Tradisi malam selikuran diharapkan menjadi sarana pengingat untuk memperbanyak sedekah, introspeksi diri, dan juga menggiatkan ibadah-ibadah lain dalam sepuluh hari di bulan Ramadan.
Selain itu, sebar udik-udik dan apem atau apem dan uang yang menjadi satu kesatuan.
Apem yang berasal dari kata afwun atau afwan dapat dimaknai dengan saling maaf memaafkan sebelum bulan Ramadan, sedangkan uang dimaknai sebagai gemar bersedekah terutama di bulan Ramadan.
Melalui kegiatan padusan, pihaknya memprediksi mampu menyedot sekira 4 ribu pengunjung.
Atas dasar itu pihaknya berharap dapat jadi pemantik pertumbuhan perekonomian di Kabupaten Klaten.
Selain itu ia juga berharap, kegiatan tersebut turut memberikan dampak positif kepada masyarakat.

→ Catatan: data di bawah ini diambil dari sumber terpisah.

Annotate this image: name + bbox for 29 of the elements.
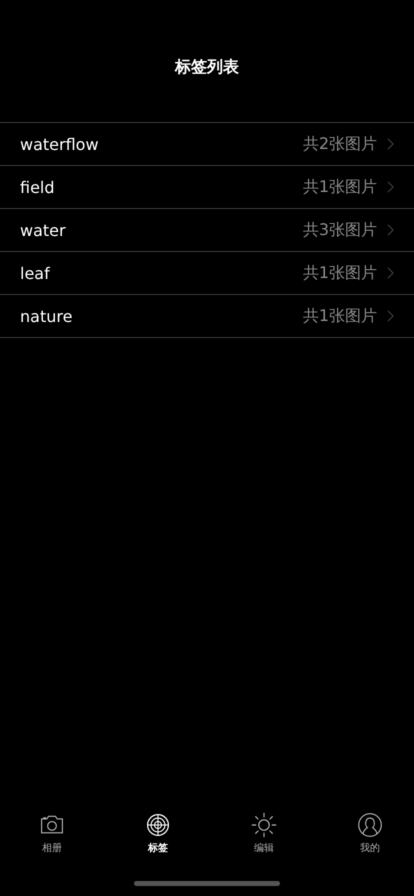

"Agar orang yang beriman dapat membersihkan diri jiwa raga sebelum menjalankan ibadah puasa di bulan suci Ramadan, sekaligus untuk meningkatkan ketakwaan kepada sang khaliq," ujar dia.
"Selain itu, padusan tersebut juga untuk melestarikan tradisi adat jawa, karena padusan juga telah dilakukan sejak Raja Kasunanan Surakarta Sri Paku Buwono Pertama," harapnya.
Hal senada juga menjadi harapan Bupati Sri Mulyani.
Selain menjaga tradisi para leluhur.
Gebyar Padusan juga menjadi sarana pembersihan diri ini sekaligus untuk menguatkan fisik dan mental saat ibadah selama bulan suci Ramadan.
"Harapannya, dengan padusan ini kita akan memasuki bulan suci Ramadan dengan sehat walafiat, kuat, ikhlas dan khusyuk dalam menjalankan ibadah puasa," ucap dia.
"Semoga amal ibadah kita diterima Allah, dan masyarakat Klaten semakin maju,mandiri dan sejahtera, serta sehat lahir dan batin," harapnya.